The TIMSS study measured general math and science literacy in third, fourth, seventh, and eighth graders and at high school seniors in the U.S. and more than 40 other countries.
Schmidt took a closer look at the results, released earlier this year. “This tries to put it all together and paint a larger picture,” saidSchmidt, who is also the U.S. national research coordinator for the TIMSS study.
*One might ask: [Would the South African schoolchildren with AIDS do better
with Swedish rigorous challenges? Would the starving schoolchildren in Lithuania? Would the gangbangers in South Los Angeles?]
Too Much to Absorb
One of the key findings after an analysis of more than 1,500 textbook and curricula frameworks from about 50 countries was that Americans tried to teach too much, Schmidt said in a telephone interview.
For example, U.S. math textbooks for 8th graders cover about 35 topics compared to an average of seven in Germany and Japan, he said. U.S. curricula also covered more topics than in those of virtually all other TIMSS countries.
This can be a problem because it gives teachers little time to spend on each topic and textbooks often repeat familiar ones, Schmidt explained. This fails to challenge students and causes them to lose interest.
“This is the mile-wide, inch-deep curriculum we are talking about,” he said.
However, the study also showed U.S. students did not start off at the bottom of the educational ladder, even though they dropped down quickly.
*One might ask: [Do the schoolchildren in the Netherlands, Sweden, Germany,
and Japan have to contend with drive-by shootings (US)? Do they have metal detectors at the school entrance (US)? Have they recently experienced the turmoil of coming out of apartheid (South Africa)? Has their country ever experienced occupation by Soviet troops (Lithuania)?]
Start Out Strong
In their fourth grade, American schoolchildren ranked near the top in science and above average in math, Schmidt said. By the eighth grade, they had tumbled to below average in math and to the middle in science.
*One might ask: [Does this study track the same schoolchildren from the
fourth grade to the eighth? Or might we expect above average fourth graders to become above average eighth graders?]
This fall in the middle years marks the point where the U.S. education system begins to get bogged down, he said, noting that U.S. children were the only ones in the TIMSS study to drop from above to below average during this period.

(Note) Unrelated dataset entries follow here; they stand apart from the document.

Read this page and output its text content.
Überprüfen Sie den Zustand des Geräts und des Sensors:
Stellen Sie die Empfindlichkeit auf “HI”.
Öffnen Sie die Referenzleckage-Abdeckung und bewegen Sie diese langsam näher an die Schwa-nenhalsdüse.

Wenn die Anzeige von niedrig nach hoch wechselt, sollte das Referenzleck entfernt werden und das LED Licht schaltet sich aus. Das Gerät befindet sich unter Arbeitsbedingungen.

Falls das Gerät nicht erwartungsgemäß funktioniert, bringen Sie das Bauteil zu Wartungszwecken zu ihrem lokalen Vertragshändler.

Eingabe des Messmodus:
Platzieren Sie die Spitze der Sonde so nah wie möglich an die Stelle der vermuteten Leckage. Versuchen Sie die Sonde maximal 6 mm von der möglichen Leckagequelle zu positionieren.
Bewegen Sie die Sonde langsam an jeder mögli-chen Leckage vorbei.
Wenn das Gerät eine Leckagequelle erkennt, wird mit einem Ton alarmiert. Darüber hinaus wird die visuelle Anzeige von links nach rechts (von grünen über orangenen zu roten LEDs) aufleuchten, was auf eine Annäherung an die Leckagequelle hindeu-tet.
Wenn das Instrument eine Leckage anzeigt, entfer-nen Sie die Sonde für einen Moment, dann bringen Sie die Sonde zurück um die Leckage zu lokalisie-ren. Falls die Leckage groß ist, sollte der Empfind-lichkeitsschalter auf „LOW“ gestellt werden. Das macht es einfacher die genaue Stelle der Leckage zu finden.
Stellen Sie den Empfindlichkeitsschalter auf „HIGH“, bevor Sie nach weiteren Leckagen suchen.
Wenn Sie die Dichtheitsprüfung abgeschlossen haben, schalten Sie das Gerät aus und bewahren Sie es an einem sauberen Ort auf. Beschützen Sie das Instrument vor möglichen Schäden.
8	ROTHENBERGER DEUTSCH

“This is the critical juncture point,” he said. “That’s when the precipitous decline begins for our students.”
The drop partly occurs because American students get stuck on simpler subjects, like fractions and earth sciences, while children elsewhere begin on algebra, chemistry and physics, he said.
*One might ask: [Do children elsewhere have teachers like those in America
(mostly female), Lithuania (mostly bureaucratic), South Africa (mostly post-apartheid), and Cyprus (mostly fundamentalist)? Or do the children elsewhere have dedicated, integrated, mono-cultural, ethnically stable teachers?]
“Our students are not now being taught on par with students from other countries,” he said, calling for a national program. States now set their own curricula.
If something is not done, Schmidt added, the country could be in trouble. “It’s bound to take a toll at some point,” he said. “I think it is a serous message to society.”
Bottom line: This flawed study compares apples to oranges. No wait! It
compares pineapples to hand grenades. So many variables exist in the
educational systems of the countries studied, that the study provides no
Comparing schoolchildren in war-torn, impoverished, politically volatile countries with schoolchildren in stable, affluent, ethnically homogeneous countries produces results predictable on the basis of many factors besides the course curricula or the ideology of the school system.